Naheliegende Trugschlüsse
„In der Vergangenheit waren viele dieser Trugschlüsse logisch. Vieles wurde auch rituell gedeutet“, erläutert der Leiter des Museums, Dr. Josef Mühlenbrock. Archäologen standen weniger ausgefeilte wissenschaftliche Methoden zur Verfügung. Außerdem haben sie oft von ihrem eigenen Alltag auf den früherer Menschen geschlossen.

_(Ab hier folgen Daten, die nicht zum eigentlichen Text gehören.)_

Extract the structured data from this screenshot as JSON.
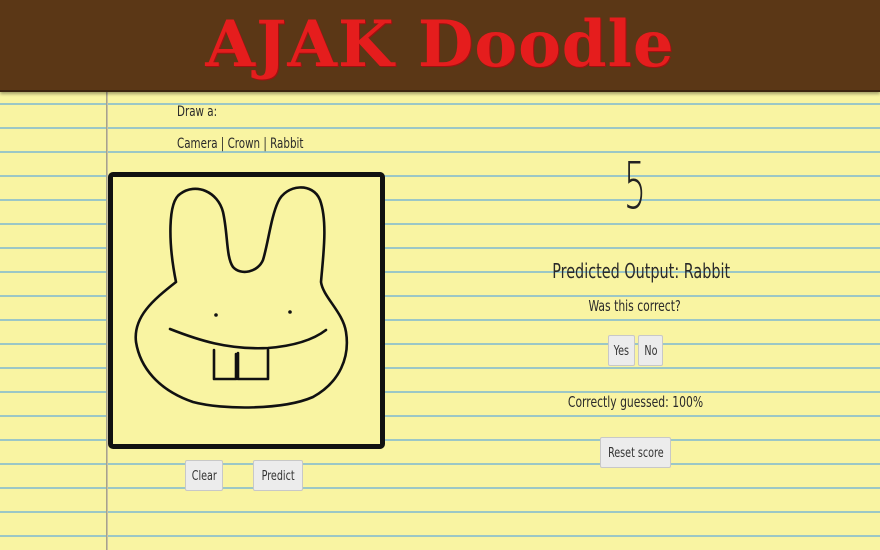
{
  "header": {
    "title": "AJAK Doodle",
    "title_color": "#e51d1d",
    "background_color": "#5b3716"
  },
  "paper": {
    "background_color": "#f9f4a2",
    "rule_color": "#9cc7c6"
  },
  "prompt": {
    "label": "Draw a:",
    "options": "Camera | Crown | Rabbit"
  },
  "canvas": {
    "drawing": "rabbit-doodle"
  },
  "controls": {
    "clear_label": "Clear",
    "predict_label": "Predict"
  },
  "results": {
    "count": "5",
    "predicted_label": "Predicted Output: Rabbit",
    "question": "Was this correct?",
    "yes_label": "Yes",
    "no_label": "No",
    "score_label": "Correctly guessed: 100%",
    "reset_label": "Reset score"
  }
}
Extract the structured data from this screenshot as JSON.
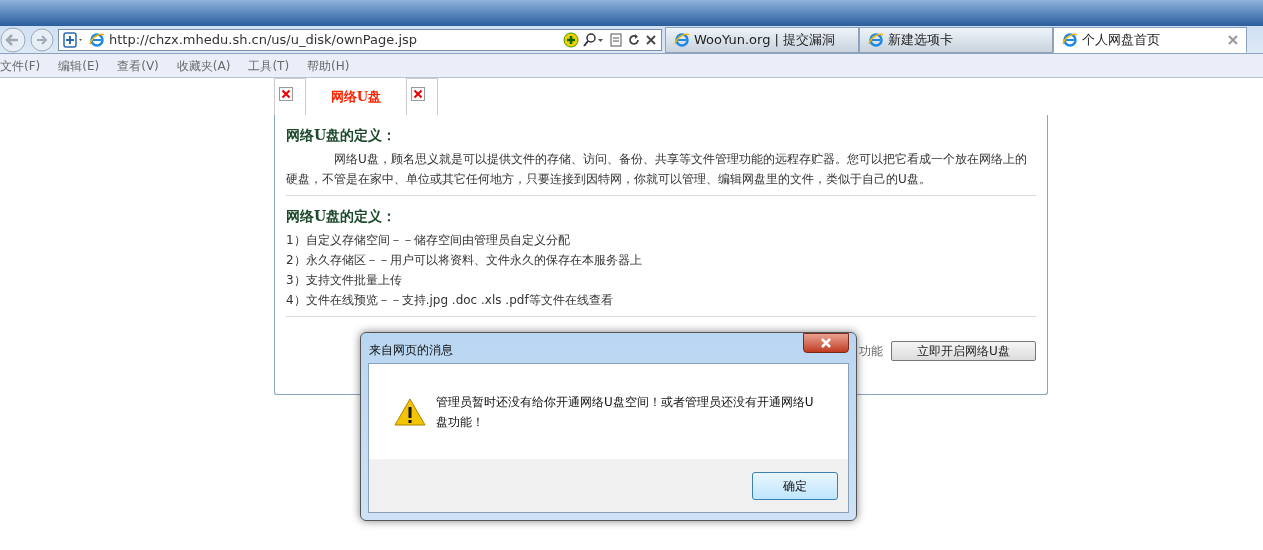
{
  "browser": {
    "address": "http://chzx.mhedu.sh.cn/us/u_disk/ownPage.jsp",
    "tabs": [
      {
        "label": "WooYun.org | 提交漏洞",
        "selected": false
      },
      {
        "label": "新建选项卡",
        "selected": false
      },
      {
        "label": "个人网盘首页",
        "selected": true
      }
    ],
    "menu": [
      "文件(F)",
      "编辑(E)",
      "查看(V)",
      "收藏夹(A)",
      "工具(T)",
      "帮助(H)"
    ]
  },
  "page": {
    "tabs": [
      {
        "kind": "broken_image"
      },
      {
        "kind": "text",
        "label": "网络U盘"
      },
      {
        "kind": "broken_image"
      }
    ],
    "sections": [
      {
        "kind": "paragraph",
        "heading": "网络U盘的定义：",
        "text": "网络U盘，顾名思义就是可以提供文件的存储、访问、备份、共享等文件管理功能的远程存贮器。您可以把它看成一个放在网络上的硬盘，不管是在家中、单位或其它任何地方，只要连接到因特网，你就可以管理、编辑网盘里的文件，类似于自己的U盘。"
      },
      {
        "kind": "list",
        "heading": "网络U盘的定义：",
        "items": [
          "1）自定义存储空间－－储存空间由管理员自定义分配",
          "2）永久存储区－－用户可以将资料、文件永久的保存在本服务器上",
          "3）支持文件批量上传",
          "4）文件在线预览－－支持.jpg .doc .xls .pdf等文件在线查看"
        ]
      }
    ],
    "footer": {
      "partial_text": "功能",
      "button": "立即开启网络U盘"
    }
  },
  "dialog": {
    "title": "来自网页的消息",
    "message": "管理员暂时还没有给你开通网络U盘空间！或者管理员还没有开通网络U盘功能！",
    "ok_button": "确定"
  }
}
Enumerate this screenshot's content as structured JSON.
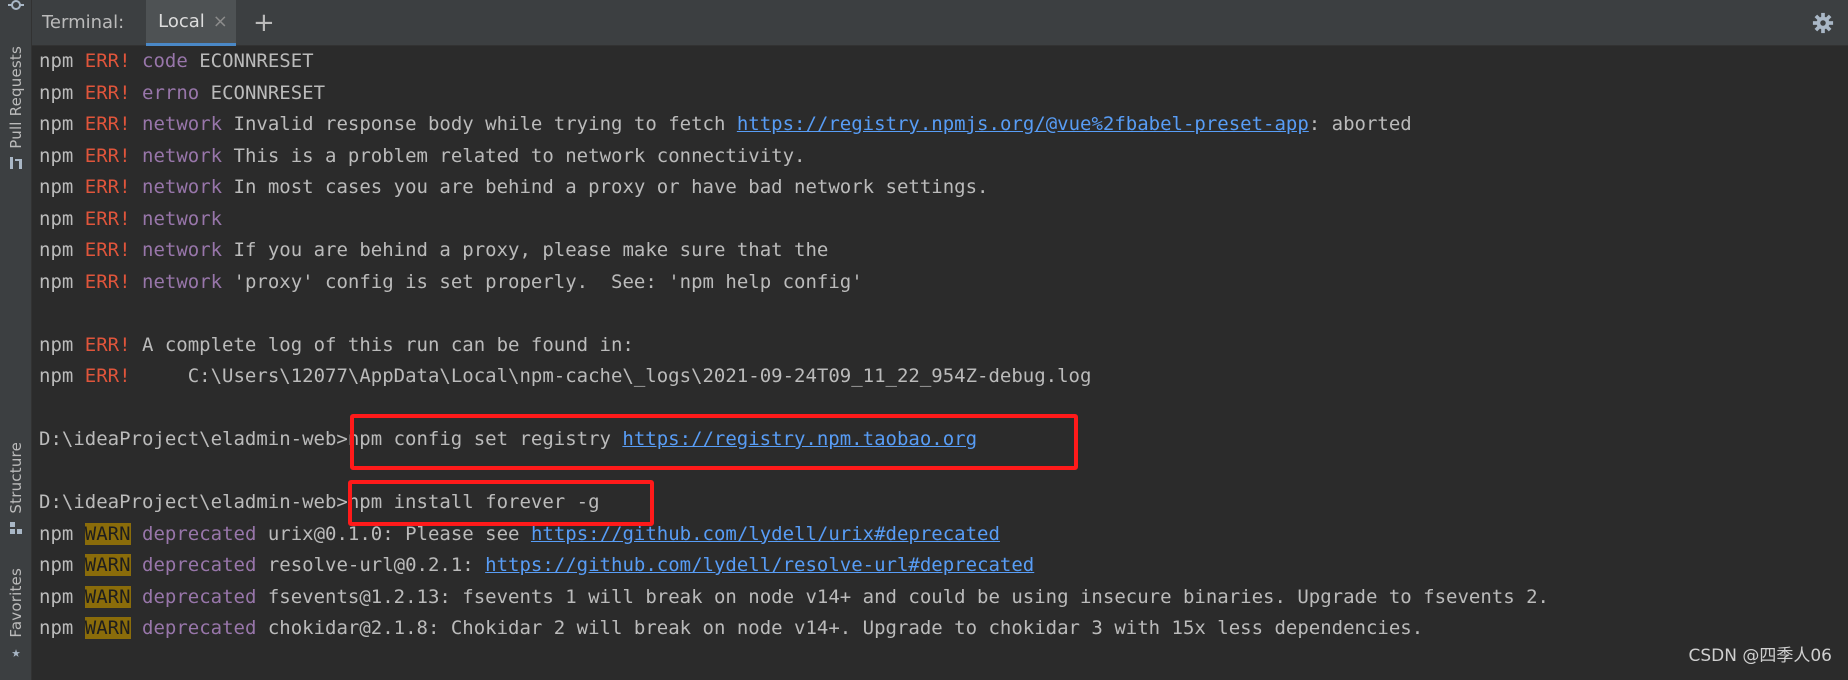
{
  "header": {
    "title": "Terminal:",
    "tab_label": "Local",
    "tab_close": "×",
    "add_tab": "+"
  },
  "side_tabs": {
    "pull_requests": "Pull Requests",
    "structure": "Structure",
    "favorites": "Favorites"
  },
  "terminal_lines": {
    "l1": {
      "npm": "npm",
      "err": "ERR!",
      "kw": "code",
      "text": " ECONNRESET"
    },
    "l2": {
      "npm": "npm",
      "err": "ERR!",
      "kw": "errno",
      "text": " ECONNRESET"
    },
    "l3": {
      "npm": "npm",
      "err": "ERR!",
      "kw": "network",
      "text": " Invalid response body while trying to fetch ",
      "link": "https://registry.npmjs.org/@vue%2fbabel-preset-app",
      "tail": ": aborted"
    },
    "l4": {
      "npm": "npm",
      "err": "ERR!",
      "kw": "network",
      "text": " This is a problem related to network connectivity."
    },
    "l5": {
      "npm": "npm",
      "err": "ERR!",
      "kw": "network",
      "text": " In most cases you are behind a proxy or have bad network settings."
    },
    "l6": {
      "npm": "npm",
      "err": "ERR!",
      "kw": "network",
      "text": ""
    },
    "l7": {
      "npm": "npm",
      "err": "ERR!",
      "kw": "network",
      "text": " If you are behind a proxy, please make sure that the"
    },
    "l8": {
      "npm": "npm",
      "err": "ERR!",
      "kw": "network",
      "text": " 'proxy' config is set properly.  See: 'npm help config'"
    },
    "l9": {
      "npm": "npm",
      "err": "ERR!",
      "text": " A complete log of this run can be found in:"
    },
    "l10": {
      "npm": "npm",
      "err": "ERR!",
      "text": "     C:\\Users\\12077\\AppData\\Local\\npm-cache\\_logs\\2021-09-24T09_11_22_954Z-debug.log"
    },
    "l11": {
      "prompt": "D:\\ideaProject\\eladmin-web>",
      "cmd": "npm config set registry ",
      "link": "https://registry.npm.taobao.org"
    },
    "l12": {
      "prompt": "D:\\ideaProject\\eladmin-web>",
      "cmd": "npm install forever -g"
    },
    "l13": {
      "npm": "npm",
      "warn": "WARN",
      "kw": "deprecated",
      "text": " urix@0.1.0: Please see ",
      "link": "https://github.com/lydell/urix#deprecated"
    },
    "l14": {
      "npm": "npm",
      "warn": "WARN",
      "kw": "deprecated",
      "text": " resolve-url@0.2.1: ",
      "link": "https://github.com/lydell/resolve-url#deprecated"
    },
    "l15": {
      "npm": "npm",
      "warn": "WARN",
      "kw": "deprecated",
      "text": " fsevents@1.2.13: fsevents 1 will break on node v14+ and could be using insecure binaries. Upgrade to fsevents 2."
    },
    "l16": {
      "npm": "npm",
      "warn": "WARN",
      "kw": "deprecated",
      "text": " chokidar@2.1.8: Chokidar 2 will break on node v14+. Upgrade to chokidar 3 with 15x less dependencies."
    }
  },
  "watermark": "CSDN @四季人06",
  "colors": {
    "background": "#2b2b2b",
    "err": "#e0553b",
    "keyword": "#9876aa",
    "link": "#589df6",
    "warn_bg": "#8a6c0a",
    "highlight_box": "#ff1a1a"
  },
  "icons": {
    "top": "pin-icon",
    "pull_requests": "pull-request-icon",
    "structure": "structure-icon",
    "favorites": "star-icon",
    "settings": "gear-icon"
  }
}
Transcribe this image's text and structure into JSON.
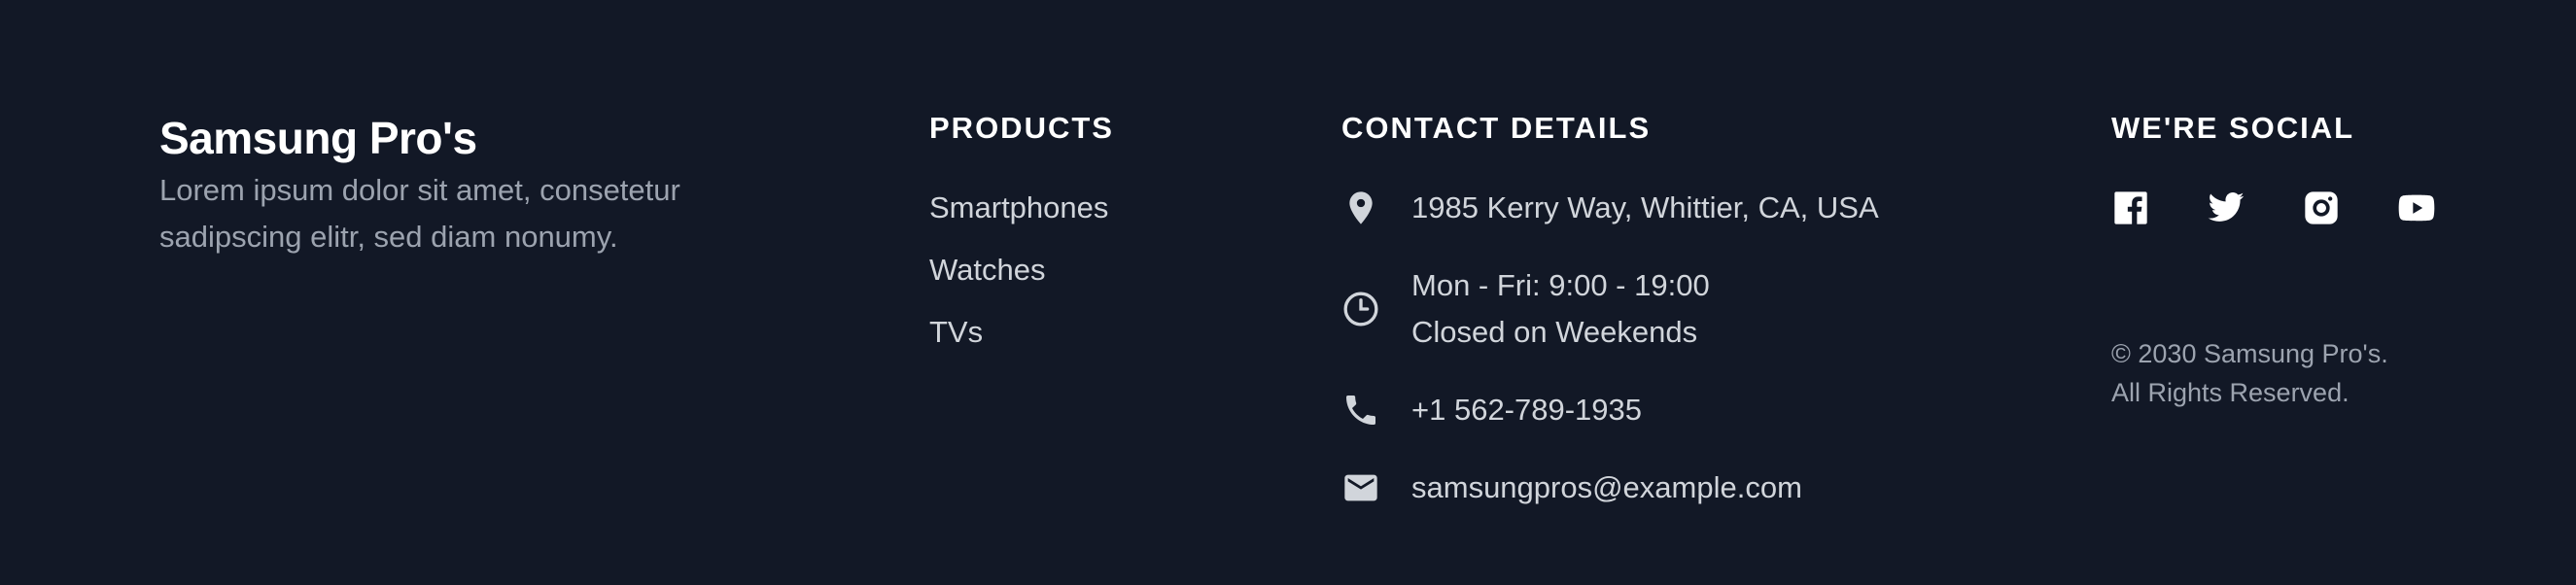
{
  "brand": {
    "title": "Samsung Pro's",
    "description": "Lorem ipsum dolor sit amet, consetetur sadipscing elitr, sed diam nonumy."
  },
  "products": {
    "heading": "PRODUCTS",
    "items": [
      {
        "label": "Smartphones"
      },
      {
        "label": "Watches"
      },
      {
        "label": "TVs"
      }
    ]
  },
  "contact": {
    "heading": "CONTACT DETAILS",
    "address": {
      "icon": "map-pin-icon",
      "text": "1985 Kerry Way, Whittier, CA, USA"
    },
    "hours": {
      "icon": "clock-icon",
      "line1": "Mon - Fri: 9:00 - 19:00",
      "line2": "Closed on Weekends"
    },
    "phone": {
      "icon": "phone-icon",
      "text": "+1 562-789-1935"
    },
    "email": {
      "icon": "mail-icon",
      "text": "samsungpros@example.com"
    }
  },
  "social": {
    "heading": "WE'RE SOCIAL",
    "icons": [
      "facebook-icon",
      "twitter-icon",
      "instagram-icon",
      "youtube-icon"
    ],
    "copyright_line1": "© 2030 Samsung Pro's.",
    "copyright_line2": "All Rights Reserved."
  },
  "colors": {
    "background": "#121826",
    "heading": "#ffffff",
    "body_text": "#d1d5db",
    "muted_text": "#9ca3af"
  }
}
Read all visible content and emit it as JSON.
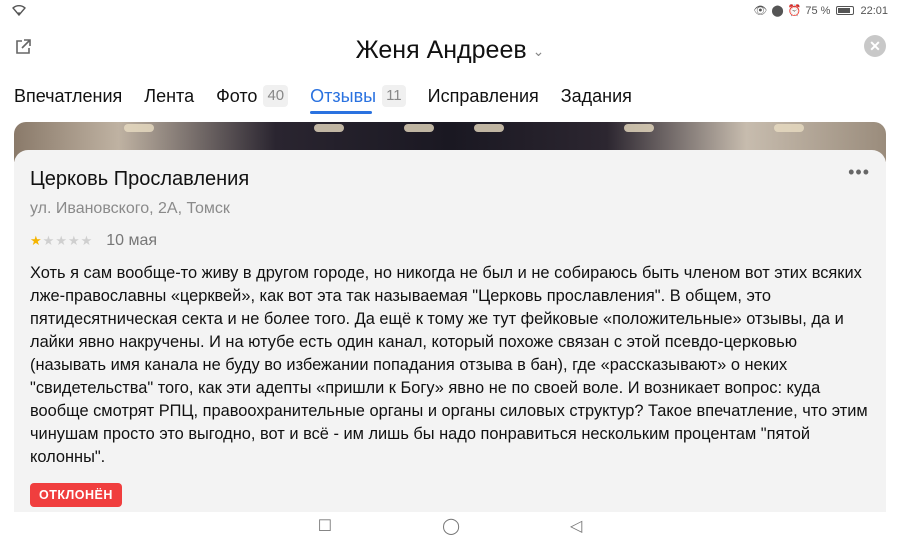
{
  "statusbar": {
    "battery": "75 %",
    "time": "22:01"
  },
  "header": {
    "title": "Женя Андреев"
  },
  "tabs": [
    {
      "label": "Впечатления",
      "count": ""
    },
    {
      "label": "Лента",
      "count": ""
    },
    {
      "label": "Фото",
      "count": "40"
    },
    {
      "label": "Отзывы",
      "count": "11",
      "active": true
    },
    {
      "label": "Исправления",
      "count": ""
    },
    {
      "label": "Задания",
      "count": ""
    }
  ],
  "review": {
    "organization": "Церковь Прославления",
    "address": "ул. Ивановского, 2А, Томск",
    "rating": 1,
    "rating_max": 5,
    "date": "10 мая",
    "text": "Хоть я сам вообще-то живу в другом городе, но никогда не был и не собираюсь быть членом вот этих всяких лже-православны «церквей», как вот эта так называемая \"Церковь прославления\". В общем, это пятидесятническая секта и не более того. Да ещё к тому же тут фейковые «положительные» отзывы, да и лайки явно накручены. И на ютубе есть один канал, который похоже связан с этой псевдо-церковью (называть имя канала не буду во избежании попадания отзыва в бан), где «рассказывают» о неких \"свидетельства\" того, как эти адепты «пришли к Богу» явно не по своей воле. И возникает вопрос: куда вообще смотрят РПЦ, правоохранительные органы и органы силовых структур? Такое впечатление, что этим чинушам просто это выгодно, вот и всё - им лишь бы надо понравиться нескольким процентам \"пятой колонны\".",
    "status_badge": "ОТКЛОНЁН"
  },
  "colors": {
    "accent": "#2a72e0",
    "rejected": "#f03e3e",
    "star": "#f4b400"
  }
}
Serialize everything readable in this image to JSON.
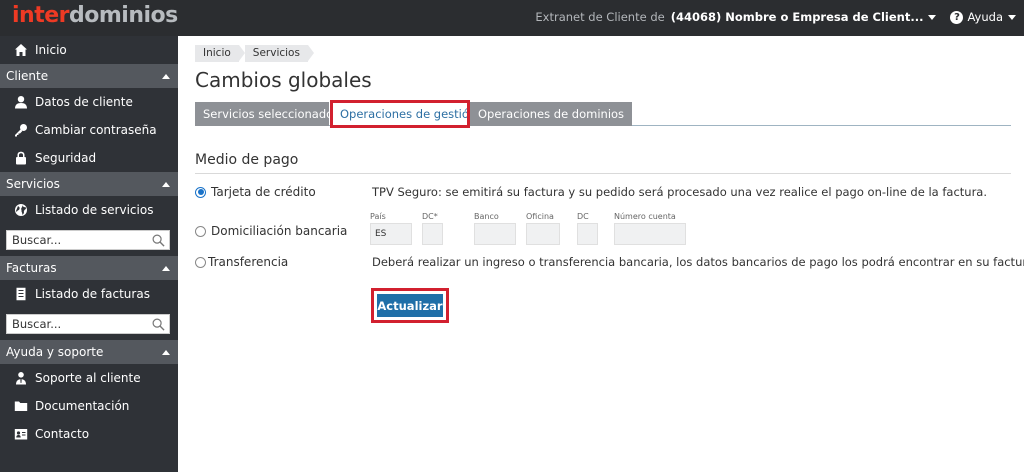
{
  "header": {
    "logo_part1": "inter",
    "logo_part2": "dominios",
    "extranet_label": "Extranet de Cliente de",
    "client_name": "(44068) Nombre o Empresa de Client...",
    "help_label": "Ayuda"
  },
  "sidebar": {
    "home": "Inicio",
    "sections": [
      {
        "title": "Cliente",
        "items": [
          "Datos de cliente",
          "Cambiar contraseña",
          "Seguridad"
        ]
      },
      {
        "title": "Servicios",
        "items": [
          "Listado de servicios"
        ],
        "search_placeholder": "Buscar..."
      },
      {
        "title": "Facturas",
        "items": [
          "Listado de facturas"
        ],
        "search_placeholder": "Buscar..."
      },
      {
        "title": "Ayuda y soporte",
        "items": [
          "Soporte al cliente",
          "Documentación",
          "Contacto"
        ]
      }
    ]
  },
  "main": {
    "breadcrumb": [
      "Inicio",
      "Servicios"
    ],
    "title": "Cambios globales",
    "tabs": [
      {
        "label": "Servicios seleccionados",
        "active": false
      },
      {
        "label": "Operaciones de gestión",
        "active": true
      },
      {
        "label": "Operaciones de dominios",
        "active": false
      }
    ],
    "section_title": "Medio de pago",
    "payment_options": [
      {
        "label": "Tarjeta de crédito",
        "selected": true
      },
      {
        "label": "Domiciliación bancaria",
        "selected": false
      },
      {
        "label": "Transferencia",
        "selected": false
      }
    ],
    "card_description": "TPV Seguro: se emitirá su factura y su pedido será procesado una vez realice el pago on-line de la factura.",
    "bank_fields": [
      {
        "label": "País",
        "value": "ES"
      },
      {
        "label": "DC*",
        "value": ""
      },
      {
        "label": "Banco",
        "value": ""
      },
      {
        "label": "Oficina",
        "value": ""
      },
      {
        "label": "DC",
        "value": ""
      },
      {
        "label": "Número cuenta",
        "value": ""
      }
    ],
    "transfer_description": "Deberá realizar un ingreso o transferencia bancaria, los datos bancarios de pago los podrá encontrar en su factura.",
    "submit_label": "Actualizar"
  },
  "colors": {
    "topbar": "#2b2d30",
    "sidebar": "#2f3237",
    "sidebar_header": "#54585e",
    "logo_red": "#ee3a24",
    "accent_blue": "#1f6fa8",
    "highlight_red": "#d2202f"
  }
}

Besucher gehen auf Spurensuche
Den Trugschlüssen kommen die Besucher selbst auf die Spur: von Freitag, dem 23. März, bis Sonntag, 9. September 2018, im LWL-Museum am Europaplatz 1. Sie können durch die fiktive Ausgrabung in der Zukunft laufen und reale Ausgrabungen der Vergangenheit entdecken. Fälschungen warten darauf, entlarvt zu werden – was die Besucher mit Hilfe eines interaktiven Begleitheftes tun können. „Das Heft animiert dazu, sich in die Ausstellung hineinzufinden“, erklärt Marketingreferentin Astrid Jordan. „Auch wer nicht oft ins Museum geht, wird an die Hand genommen und kann vieles entdecken.“
Von der Antike bis zu Fake News
In der gesamten Ausstellung finden die Besucher Nachrichten – und können selbst herausfinden welche wahr sind und welche Fake News. „Wir wollen vermitteln, dass nicht jede Nachricht sofort geglaubt werden sollte oder dass eine Nachricht für immer als wahr angesehen wird“, so Jordan. „Gerade heute ist es wichtig, Kinder und Jugendliche an die Vergangenheit heranzuführen und zu zeigen, dass das keine trockene Geschichte ist, sondern ganz aktuell.“ Aber auch für Erwachsene gebe es viel zu sehen und zu schmunzeln. „Das ist eine vielschichtige, humoristische Ausstellung“, ergänzt Mühlenbrock.
Freche Fälschung
Einige dreiste Fälschungen zeigen, dass Menschen oft das glauben, was sie glauben wollen. Zum Beispiel Mitarbeiter des Pariser Louvre, die eine angeblich antike Tiara kauften, bevor ein anderes Museum sie bekommt. Trotz einiger Ungereimtheiten blieben die Forscher von der Kostbarkeit überzeugt, für die sie ein Vermögen gezahlt hatten – bis der Goldschmied erschien, der das Stück gerade eben erst fertig gestellt hatte.
Besondere Aktionen
Zur Eröffnung der Ausstellung am Freitag, 23. März 2018, ab 19 Uhr, wird auch David Macaulay kommen, der in seinem Buch „Motel of the Mysteries“ (Motel der Mysterien) das Szenario der Ausgrabungen im Jahr 4022 entwickelt hat. Am Donnerstag, 29. März 2018, feiert das LWL-Museum für Archäologie seinen 15. Geburtstag mit der Nacht der Irrtümer und Fälschungen. Von 20 bis 24 Uhr gibt es besondere Aktionen rund um die Ausstellung, der Eintritt ist an diesem Abend frei.